“Rise of Empires: Ottoman” is one of the latest additions to the “docudrama” movement and centers around a war in the mid-1400s. The six-episode first season gives a detailed account of the Ottoman Empire’s struggle and inevitable triumph in conquering Constantinople. It takes on a new approach to historical documentaries with its production value, talent and format – an impressive achievement considering other productions of its kind can feel cheesy and clearly thrown together on a shoestring budget.
Created and directed by a Turkish production team, the series feels more authentic in its perspective. Viewers walk in the past through the eyes of the top players of the conflict: Mehmed II of the Ottomans, Constantine XI of the Romans and their respective advisors. The soothing narration of Charles Dance guides the transitions between decorated historians recalling the tale and a talented cast of actors. The audience witnesses the deep seeds of Mehmed’s ambition and unfavorably, the desperation of Constantine.
It is clear from the very beginning that Constantinople is the ultimate prize. Cem Yiğit Üzümoğlu expertly portrays the confident and sometimes cruel Mehmed II, also known as Fatih Sultan Mehmet or Mehmed the Conqueror. History remembers Mehmed as the genius strategist and the successful enemy of Constantinople, claiming it as the new capital of the Ottoman Empire and renaming it Istanbul. Such a pivotal historic character requires a strong and magnificent presence, and Üzümoğlu certainly delivers.
The other side of the coin is the crumbling and increasingly barren Eastern Roman Empire. Emperor Constantine XI is still a strong and terrifying ruler, but the state of his empire diminishes in the shadow of its ancestors. The walls of Constantinople are strong, but it rots from within.

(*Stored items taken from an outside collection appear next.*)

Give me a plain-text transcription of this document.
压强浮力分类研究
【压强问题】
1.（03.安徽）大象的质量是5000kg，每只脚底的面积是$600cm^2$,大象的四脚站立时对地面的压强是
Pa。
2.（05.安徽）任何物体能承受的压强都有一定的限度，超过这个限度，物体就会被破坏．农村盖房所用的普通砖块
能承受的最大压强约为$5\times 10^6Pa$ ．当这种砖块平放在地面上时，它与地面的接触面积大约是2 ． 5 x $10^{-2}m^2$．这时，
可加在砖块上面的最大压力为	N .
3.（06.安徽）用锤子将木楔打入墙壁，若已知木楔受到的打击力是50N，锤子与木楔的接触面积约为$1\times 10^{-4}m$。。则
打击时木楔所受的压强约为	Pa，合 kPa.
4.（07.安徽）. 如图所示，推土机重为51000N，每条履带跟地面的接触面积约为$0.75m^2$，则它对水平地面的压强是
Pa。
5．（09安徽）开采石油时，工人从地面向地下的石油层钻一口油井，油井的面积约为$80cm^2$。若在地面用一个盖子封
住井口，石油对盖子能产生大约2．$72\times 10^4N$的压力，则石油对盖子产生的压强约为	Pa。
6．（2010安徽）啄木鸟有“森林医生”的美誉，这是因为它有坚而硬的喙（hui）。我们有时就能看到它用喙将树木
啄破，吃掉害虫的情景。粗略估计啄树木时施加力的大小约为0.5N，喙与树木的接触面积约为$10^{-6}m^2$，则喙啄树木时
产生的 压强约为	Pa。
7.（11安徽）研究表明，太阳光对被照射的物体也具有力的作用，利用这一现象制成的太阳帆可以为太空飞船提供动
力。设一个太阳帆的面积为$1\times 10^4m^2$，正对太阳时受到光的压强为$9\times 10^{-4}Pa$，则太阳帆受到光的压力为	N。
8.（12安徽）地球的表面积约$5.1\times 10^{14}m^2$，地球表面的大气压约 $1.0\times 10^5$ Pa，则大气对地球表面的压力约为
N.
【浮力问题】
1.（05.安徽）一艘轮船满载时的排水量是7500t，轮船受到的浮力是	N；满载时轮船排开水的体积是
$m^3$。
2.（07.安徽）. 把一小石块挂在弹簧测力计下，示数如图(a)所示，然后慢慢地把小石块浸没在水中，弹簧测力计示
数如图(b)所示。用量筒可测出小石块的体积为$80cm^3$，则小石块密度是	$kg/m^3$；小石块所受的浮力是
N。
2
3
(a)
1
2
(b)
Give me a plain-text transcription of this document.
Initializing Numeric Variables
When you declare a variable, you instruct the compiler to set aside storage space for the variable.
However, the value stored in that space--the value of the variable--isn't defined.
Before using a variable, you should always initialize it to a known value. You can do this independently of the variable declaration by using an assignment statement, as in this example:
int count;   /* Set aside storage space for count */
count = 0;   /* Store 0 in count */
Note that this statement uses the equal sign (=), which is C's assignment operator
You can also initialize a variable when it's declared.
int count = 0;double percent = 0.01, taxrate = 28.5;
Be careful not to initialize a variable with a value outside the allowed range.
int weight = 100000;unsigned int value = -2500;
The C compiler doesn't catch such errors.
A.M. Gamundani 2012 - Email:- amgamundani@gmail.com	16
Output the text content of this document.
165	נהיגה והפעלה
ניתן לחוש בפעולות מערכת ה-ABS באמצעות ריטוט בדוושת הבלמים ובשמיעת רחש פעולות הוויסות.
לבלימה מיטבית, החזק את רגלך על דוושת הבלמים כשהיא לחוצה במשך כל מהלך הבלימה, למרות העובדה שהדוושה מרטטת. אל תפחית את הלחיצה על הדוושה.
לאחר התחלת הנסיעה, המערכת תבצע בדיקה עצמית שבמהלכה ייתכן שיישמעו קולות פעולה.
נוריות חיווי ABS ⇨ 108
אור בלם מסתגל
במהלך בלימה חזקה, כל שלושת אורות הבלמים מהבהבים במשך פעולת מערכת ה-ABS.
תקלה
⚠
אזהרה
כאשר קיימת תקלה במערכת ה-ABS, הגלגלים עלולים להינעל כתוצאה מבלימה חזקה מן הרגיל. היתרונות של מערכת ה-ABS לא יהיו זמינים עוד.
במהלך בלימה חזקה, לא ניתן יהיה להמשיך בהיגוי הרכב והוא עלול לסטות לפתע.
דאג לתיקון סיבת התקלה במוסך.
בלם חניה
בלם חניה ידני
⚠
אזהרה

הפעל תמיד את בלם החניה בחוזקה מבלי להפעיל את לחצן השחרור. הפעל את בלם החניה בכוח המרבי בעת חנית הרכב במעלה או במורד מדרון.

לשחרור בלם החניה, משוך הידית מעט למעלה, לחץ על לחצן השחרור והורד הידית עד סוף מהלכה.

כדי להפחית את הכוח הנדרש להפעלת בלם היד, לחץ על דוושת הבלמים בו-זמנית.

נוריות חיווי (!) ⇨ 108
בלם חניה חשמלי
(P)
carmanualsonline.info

Every supporting character is represented by a skilled actor, fully immersing the audience in the middle ages. Their skills are paired with the masterful directing of Emre Şahin. A great deal of care and artistry went into the production of this series that is unrivaled by other documentaries of its kind. The authenticity of the historical art is mesmerizing, and it adds power to each scene. It serves as a tangible feel to the historians’ commentary.
It is hard to find a solid flaw in this docuseries as it brings together two major themes of storytelling: a historical account of the events and a thrilling medieval wartime struggle. The only downfall is the length of investment required. It is not a series for those who want a satisfying conclusion at the end of each episode. It will take you all the way to the end of the season before allowing you to witness Mehmed claiming his throne in The Red Apple, but the journey is even more satisfying for it.